United Way aiming for $1.85M campaign goal
The United Way of Peterborough and District is counting on love, energy and maybe even a little luck as the agency unveiled its campaign goal of $1.85 million at the annual kickoff breakfast on Wednesday morning at the Evinrude Centre.
The campaign is the organization’s 77th. Organizers hope double-sevens prove lucky in providing needed support to the group’s priority areas: moving people from poverty to possibility and creating healthy and strong communities.
“There are so many things we need to do to make our community better,” Peterborough-Kawartha MPP Dave Smith said, emphasizing the positive work United Way does on a local level.
“Please pull out your wallets, please pull out your chequebooks. It makes such a difference in our community.”
Karen Wilson, chairwoman of United Way’s board of directors, spoke passionately about the range of supports United Way’s campaign helps fund, including support to those aging at home, facing poverty or addiction, or those living with violence.
“All kinds of things happen to every single one of us,” Wilson said, noting there is typically no one solution to struggles facing members of the community.
She added 60,000 people have benefited from services United Way helps provide, in one way or another.
This year United Way is also asking supporters to spread the word on social media by using the hashtags #LocalLove, #ChangeALife and #WeArePossibility in an effort to keep the campaign trending.
“It’s such a tremendous way to tell some of our stories,” master of ceremonies Stuart Harrison, president and CEO of the Peterborough Chamber of Commerce, told those in the audience.
This year’s campaign chairwoman, Megan Murphy, took the podium while a group of workers from the John Howard Society made their way through the crowd dressed as zombies, while Murphy spoke into the microphone that “this is not a drill.”
The distraction provided an opportunity to promote the organization’s Zombie Outbreak Escape Maze taking place on Oct. 25 and 26, but also seemed to hint at the energy United Way says it will employ this year to reach its goal.
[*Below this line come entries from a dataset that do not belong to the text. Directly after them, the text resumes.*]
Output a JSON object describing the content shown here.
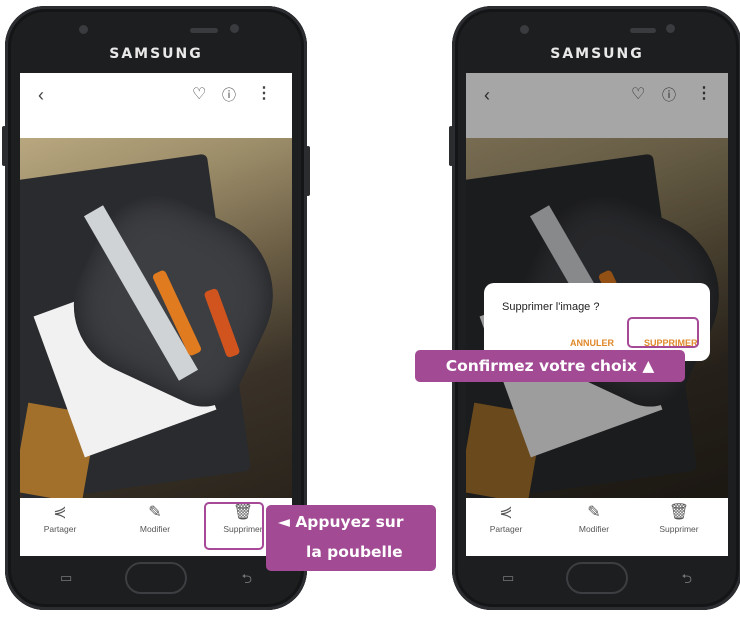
{
  "brand": "SAMSUNG",
  "left_screen": {
    "toolbar": {
      "back_icon": "back-arrow-icon",
      "favorite_icon": "heart-icon",
      "info_icon": "info-icon",
      "more_icon": "more-vertical-icon"
    },
    "actions": [
      {
        "label": "Partager",
        "icon": "share-icon"
      },
      {
        "label": "Modifier",
        "icon": "pencil-icon"
      },
      {
        "label": "Supprimer",
        "icon": "trash-icon"
      }
    ]
  },
  "right_screen": {
    "dialog": {
      "question": "Supprimer l'image ?",
      "cancel_label": "ANNULER",
      "confirm_label": "SUPPRIMER"
    },
    "actions": [
      {
        "label": "Partager",
        "icon": "share-icon"
      },
      {
        "label": "Modifier",
        "icon": "pencil-icon"
      },
      {
        "label": "Supprimer",
        "icon": "trash-icon"
      }
    ]
  },
  "callouts": {
    "trash_line1": "◄ Appuyez sur",
    "trash_line2": "la poubelle",
    "confirm": "Confirmez votre choix ▲"
  },
  "colors": {
    "callout": "#a24b94",
    "dialog_button": "#e0882a"
  }
}
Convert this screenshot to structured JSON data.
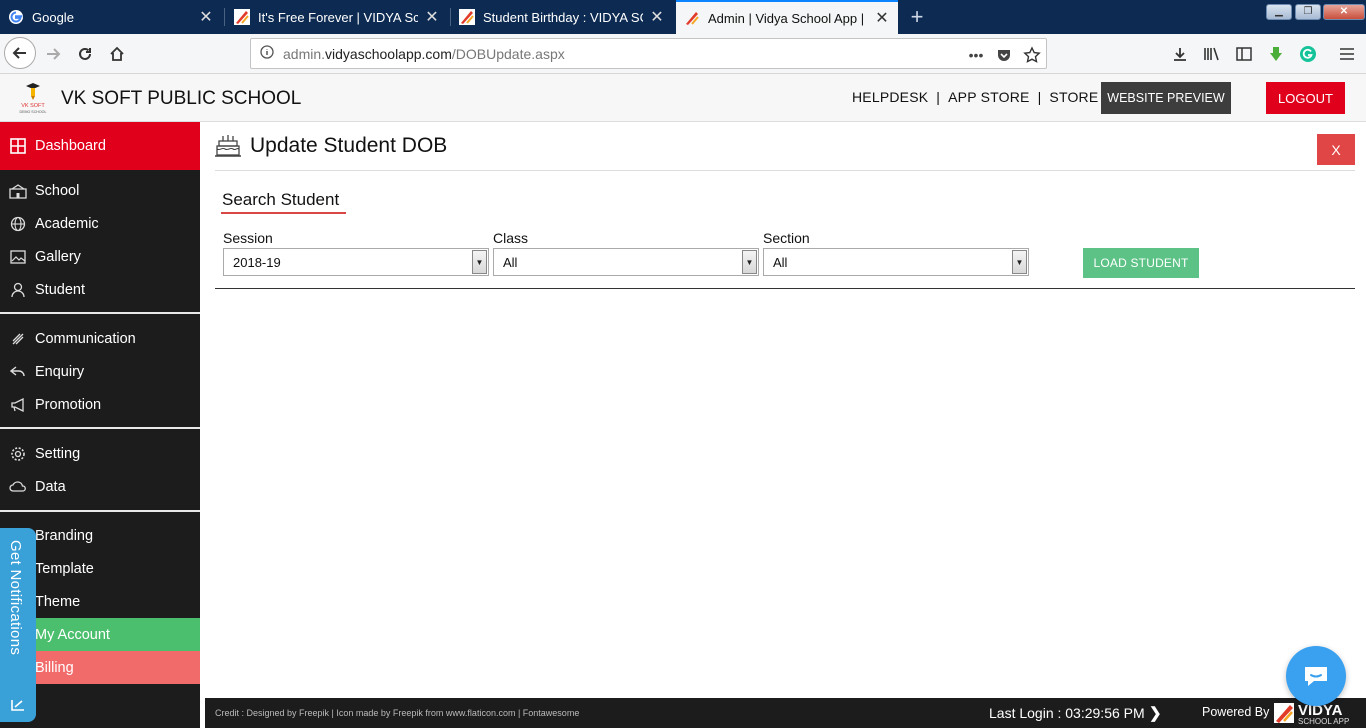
{
  "browser": {
    "tabs": [
      {
        "title": "Google",
        "icon": "google-icon",
        "active": false
      },
      {
        "title": "It's Free Forever | VIDYA School",
        "icon": "vidya-icon",
        "active": false
      },
      {
        "title": "Student Birthday : VIDYA SCHOO",
        "icon": "vidya-icon",
        "active": false
      },
      {
        "title": "Admin | Vidya School App | It's",
        "icon": "vidya-icon",
        "active": true
      }
    ],
    "new_tab": "+",
    "url_prefix": "admin.",
    "url_domain": "vidyaschoolapp.com",
    "url_path": "/DOBUpdate.aspx",
    "overflow": "•••"
  },
  "header": {
    "school_name": "VK SOFT PUBLIC SCHOOL",
    "logo_text": "VK SOFT",
    "logo_subtext": "DEMO SCHOOL",
    "links": [
      "HELPDESK",
      "APP STORE",
      "STORE"
    ],
    "website_preview": "WEBSITE PREVIEW",
    "logout": "LOGOUT"
  },
  "sidebar": {
    "items": [
      {
        "label": "Dashboard",
        "icon": "dashboard-icon"
      },
      {
        "label": "School",
        "icon": "school-icon"
      },
      {
        "label": "Academic",
        "icon": "globe-icon"
      },
      {
        "label": "Gallery",
        "icon": "image-icon"
      },
      {
        "label": "Student",
        "icon": "student-icon"
      },
      {
        "label": "Communication",
        "icon": "broadcast-icon"
      },
      {
        "label": "Enquiry",
        "icon": "reply-icon"
      },
      {
        "label": "Promotion",
        "icon": "megaphone-icon"
      },
      {
        "label": "Setting",
        "icon": "gear-icon"
      },
      {
        "label": "Data",
        "icon": "cloud-icon"
      },
      {
        "label": "Branding",
        "icon": "brush-icon"
      },
      {
        "label": "Template",
        "icon": "template-icon"
      },
      {
        "label": "Theme",
        "icon": "theme-icon"
      },
      {
        "label": "My Account",
        "icon": "user-icon"
      },
      {
        "label": "Billing",
        "icon": "billing-icon"
      }
    ],
    "notifications_tab": "Get Notifications"
  },
  "main": {
    "title": "Update Student DOB",
    "close_label": "X",
    "section_heading": "Search Student",
    "fields": [
      {
        "label": "Session",
        "value": "2018-19"
      },
      {
        "label": "Class",
        "value": "All"
      },
      {
        "label": "Section",
        "value": "All"
      }
    ],
    "load_button": "LOAD STUDENT"
  },
  "footer": {
    "credit": "Credit : Designed by Freepik | Icon made by Freepik from www.flaticon.com | Fontawesome",
    "last_login": "Last Login : 03:29:56 PM",
    "powered_by": "Powered By",
    "brand": "VIDYA",
    "brand_sub": "SCHOOL APP"
  },
  "colors": {
    "accent_red": "#e0001b",
    "sidebar_bg": "#1c1c1c",
    "success_green": "#5cc285",
    "my_account_green": "#4cbf6e",
    "billing_red": "#f26b6b",
    "notification_blue": "#3aa0d8"
  }
}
Those at the breakfast also got a sneak peak at another of Murphy’s projects for United Way called 50 People 1 Peterborough, where 50 people are asked the same question on video. The question, dealing with worry, solicits responses from people of different ages and walks of life. The powerful footage features responses ranging from worry about not having enough fun, to worry about losing a pet, to worry about loss of loved ones to worry about not having enough money to make ends meet.